>> mq-hal
The problem with giving an AI model access to a terminal is trust. A model that can run arbitrary shell commands is a model that can delete files, overwrite history, and exhaust resources — not through malice, but through misunderstanding. mq-hal is built on the premise that the model should never touch the shell directly.
The architecture is a strict pipeline. You type a prompt in natural language. Ollama runs a local Qwen model and returns a JSON intent. A Python router reads that intent, checks it against an explicit allowlist, and either executes the matched action or refuses. The model does not run commands. It makes proposals. The router decides what is allowed.

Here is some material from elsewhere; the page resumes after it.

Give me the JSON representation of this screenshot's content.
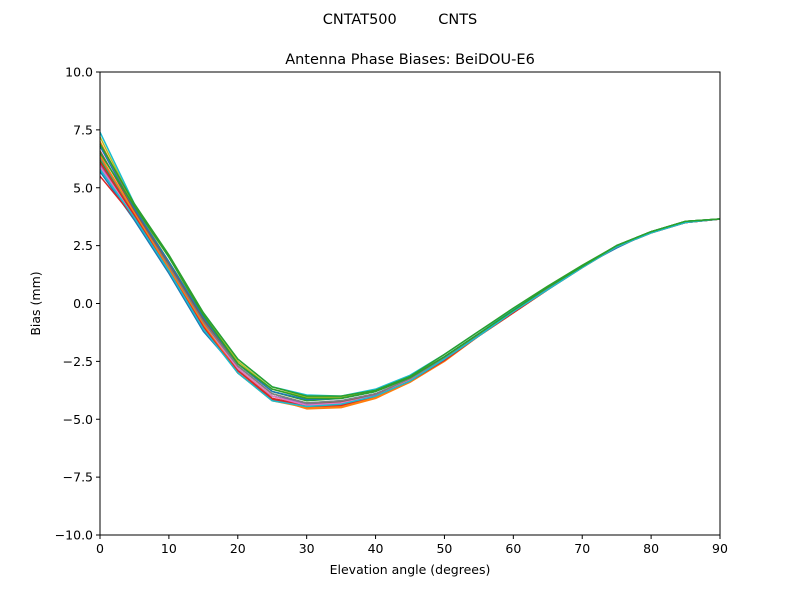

Everything runs locally. No API key. No cloud call.
Ollama manages the model on your machine,
and the router enforces the boundary between suggestion and execution.
The session memory is a local .jsonl file.
Nothing leaves the machine.
The command surface covers the things you actually ask about during a working session:
git status across registered repositories, release readiness, CI state,
a structured brief of what changed and what is pending.
mq-hal brief reads your repos and tells you where things stand.
mq-hal release-brief summarises what is ready to ship.
mq-hal audit checks for common problems.
The fix planner is the most deliberate design decision. When HAL identifies a problem, it does not fix it. It prints the commands you would need to run, clearly labelled, for manual review. The model surfaces the repair. You decide whether to apply it. That distinction — between knowing what to do and being authorised to do it — is the whole point.
Session memory gives the router continuity.
mq-hal remember "release looked good" writes a timestamped note.
mq-hal timeline shows the history of actions, briefs, and notes
in chronological order, filterable by type and repo.
It is a lightweight log of intent — not a chat history,
but a record of what was decided and observed.
The integration contract is explicit. mq-hal owns the feature logic. mqlaunch owns the command surface. New commands require tests and documentation before they ship. The boundary between tools is written down, not assumed.
The model returns JSON. The router enforces the allowlist. That separation is what makes the system trustworthy — not because the model is good, but because its reach is bounded.